Bruno Le Maire, le ministre français de l'Économie et des Finances. [EPA-EFE/IAN LANGSDON]

Alors que la Commission européenne a présenté sa stratégie numérique la semaine dernière, Bercy a réuni lundi une centaine d’experts pour esquisser des pistes de régulation des plateformes. Un article de notre partenaire, la Tribune.

Sous l’impulsion de la Commission européenne, Bercy planche sur la régulation des plateformes du numérique. Bruno Le Maire, ministre de l’Économie et des Finances, et Cédric O, secrétaire d’État chargé du numérique, ont organisé un séminaire de travail lundi 24 février avec une centaine d’experts des institutions européennes et des États membres.

À l’ordre du jour : le cas épineux des plateformes dites « structurantes » au niveau européen, c’est-à-dire les grandes entreprises du numérique qui ont acquis un pouvoir de marché tel qu’elles sont devenues incontournables. Bercy s’intéresse donc ici, sans les nommer, aux géants de la technologie (américains bien sûr, mais aussi chinois) qui dominent des marchés, comme le cloud (Amazon) ou encore la publicité en ligne (Google et Facebook) par exemple.

La réunion visait à « définir des critères susceptibles d’être mobilisés pour désigner ces plateformes, notamment en interrogeant les notions d’“abus de position dominante” et d’“infrastructure essentielle” », selon le communiqué de presse de Bercy.

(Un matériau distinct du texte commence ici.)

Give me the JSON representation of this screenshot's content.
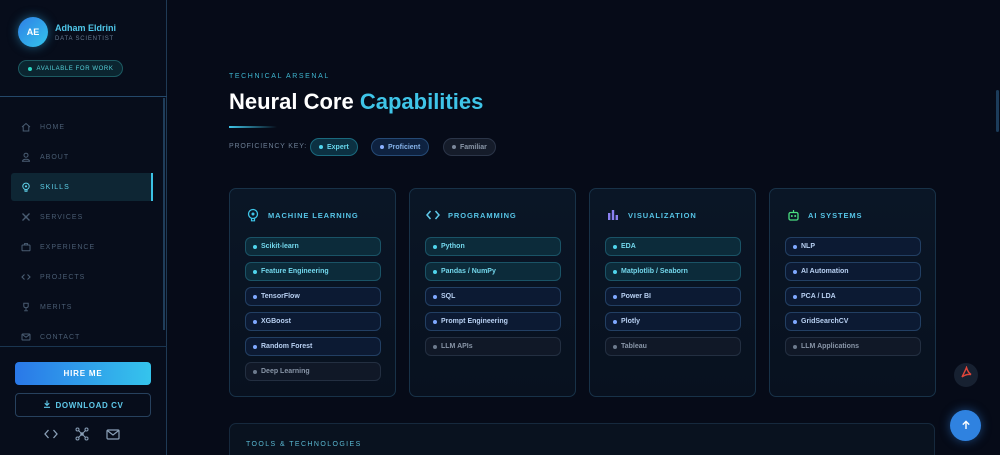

« Au niveau européen, la France défend le principe suivant : certaines entreprises du numérique sont devenues structurantes pour nos économies, elles doivent donc se voir appliquer une régulation spécifique. Ce n’est pas nouveau : les banques, pour celles qui ont un impact systémique, se sont vu imposer des règles et une supervision spécifiques dans le passé. Nous devons aujourd’hui faire la même chose avec les géants du Net », expliquait dans nos colonnes Cédric O, la semaine dernière.

Et de poursuivre : « Cette régulation peut se traduire de plusieurs façons : interopérabilité des services, tarifs réglementés pour l’accès aux services, règles antitrust spécifiques, une supervision spéciale (…) Il faut miser sur une régulation asymétrique, c’est-à-dire concentrée sur les plus gros acteurs. Ces plateformes ont acquis un tel pouvoir de marché et de contrôle sur leur écosystème, notamment à travers la publicité, qu’elles sont devenues des plateformes structurantes. »

Réglementer les plateformes pour défendre la démocratie, une priorité pour Věra Jourová

Les activités des plateformes en ligne doivent être régulées pour créer un environnement numérique qui puisse « défendre et promouvoir la démocratie », assure Věra Jourová, vice-présidente en charge des valeurs et de la transparence à la Commission européenne.

Vers une régulation « ex ante » des plateformes ?

Cette réunion fait suite à la stratégie numérique de la Commission européenne, dévoilée la semaine dernière, pour son nouveau mandat qui court jusqu’en 2024. Lors d’une conférence de presse donnée mercredi dernier à Bruxelles, la vice-présidente de la Commission Margrethe Vestager évoquait la possibilité d’une régulation « ex ante » des grandes plateformes numériques [une régulation chargée de promouvoir une transition d’une situation de monopole vers une situation de concurrence effective, NDLR].

Une équipe interministérielle doit être formée pour travailler sur les orientations fixées par la Commission européenne dans le cadre du « Digital Services Act », selon le communiqué de presse de Bercy. Cette réforme est censée adapter la vieillissante directive e-commerce de 2000, et devrait être présentée pour consultation à partir de mars pour une adoption d’ici fin 2020.

« Au-delà des enjeux de régulation économique des plateformes structurantes, cette équipe interministérielle sera ainsi chargée de nourrir les propositions relatives à la responsabilisation des plateformes, à la fois en matière de la lutte contre les contenus haineux mais également en matière de protection des consommateurs, s’agissant plus particulièrement les places de marché en ligne », précise le communiqué de presse.